Atlus followed Nocturne in 2005 with an ambitious two-part game called Digital Devil Saga. Digital Devil Saga found the Shin Megami Tensei series moving back to firmer narrative ground with a somber sci-fi tale. Set in a grim, post-apocalyptic landscape laced with imagery from the Vedic Hymns, Digital Devil Saga had a look that was unlike any other RPG. The combat system from Nocturne was recycled although demon recruitment was no longer an aspect of play. Instead, characters could transform into demons themselves and devour enemies.
The world of Shin Megami Tensei is surprisingly flexible and can be stretched to accommodate a variety of play styles and widely disparate settings. For Devil Summoner: Raidou Kuzunoha vs. The Soulless Army (released in 2006) and its sequel Devil Summoner 2: Raidou Kuzunoha vs. King Abaddon (2009) the setting is Taisho era Tokyo and Atlus put a lot of effort into depicting that uncertain period in Japan’s history when traditional culture was being swept aside in favor of rapidly advancing modernism.
Despite their realistic backdrop, the Devil Summoner games are fairly breezy games with a much more forgiving difficulty level. Combat is played out in real time as a fast paced hack and slash with most engagements over in a manner of seconds. Demons can be captured for use in battle or combined together in a system very similar to the one in Nocturne.

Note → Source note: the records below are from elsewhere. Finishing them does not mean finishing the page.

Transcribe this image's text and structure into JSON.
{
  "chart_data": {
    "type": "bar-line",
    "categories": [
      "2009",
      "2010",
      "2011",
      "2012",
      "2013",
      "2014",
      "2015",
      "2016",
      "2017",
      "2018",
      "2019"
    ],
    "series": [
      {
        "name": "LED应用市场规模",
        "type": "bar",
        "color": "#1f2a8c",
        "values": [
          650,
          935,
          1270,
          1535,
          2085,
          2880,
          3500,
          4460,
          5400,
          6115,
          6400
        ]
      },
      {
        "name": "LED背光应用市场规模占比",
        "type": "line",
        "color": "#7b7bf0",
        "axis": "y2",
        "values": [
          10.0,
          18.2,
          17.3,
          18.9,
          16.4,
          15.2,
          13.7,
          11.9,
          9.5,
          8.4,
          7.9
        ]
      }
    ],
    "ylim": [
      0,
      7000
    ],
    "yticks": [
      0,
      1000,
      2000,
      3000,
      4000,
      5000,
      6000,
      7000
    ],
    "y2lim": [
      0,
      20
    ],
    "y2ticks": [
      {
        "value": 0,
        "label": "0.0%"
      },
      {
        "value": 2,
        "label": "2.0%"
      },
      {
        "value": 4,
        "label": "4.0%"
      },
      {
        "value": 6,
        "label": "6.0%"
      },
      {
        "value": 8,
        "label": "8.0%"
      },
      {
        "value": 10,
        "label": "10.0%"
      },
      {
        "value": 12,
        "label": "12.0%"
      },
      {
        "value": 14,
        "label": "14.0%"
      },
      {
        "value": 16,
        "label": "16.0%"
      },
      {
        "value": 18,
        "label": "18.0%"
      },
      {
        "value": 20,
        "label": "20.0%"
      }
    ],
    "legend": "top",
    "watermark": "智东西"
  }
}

The Shin Megami Tensei franchise is very broad and encompasses many spin-offs that have only a tenuous connection to the main series. Over the years Atlus made a few of these available in America. Beginning in 1995, even before the release of Persona, Atlus brought over Jack Bros., a little known action game for Nintendo’s Virtual Boy and in 1999 they published Revelations: The Demon Slayer for the Game Boy Color. Revelations was part of a fantasy themed Shin Megami Tensei series called Last Bible in Japan. Also, in 2003 Atlus released two games for the Game Boy Advance called Demi Kids: Light version and Demi Kids: Dark version. These were monster-collecting RPGs intended for younger players.
Although Maken X for the Dreamcast was not specifically part of the Shin Megami Tensei universe, it had much of the same look and feel. Published by Sega in 1999, Maken X was an interesting first person melee game that was hampered by a truly dreadful localization and frustrating game play. However, it is worth a look for Shin Megami Tensei illustrator Kazuma Kaneko’s decadent and bizarre character designs that seem to reference the fashions of both haute couture and S&M dungeons.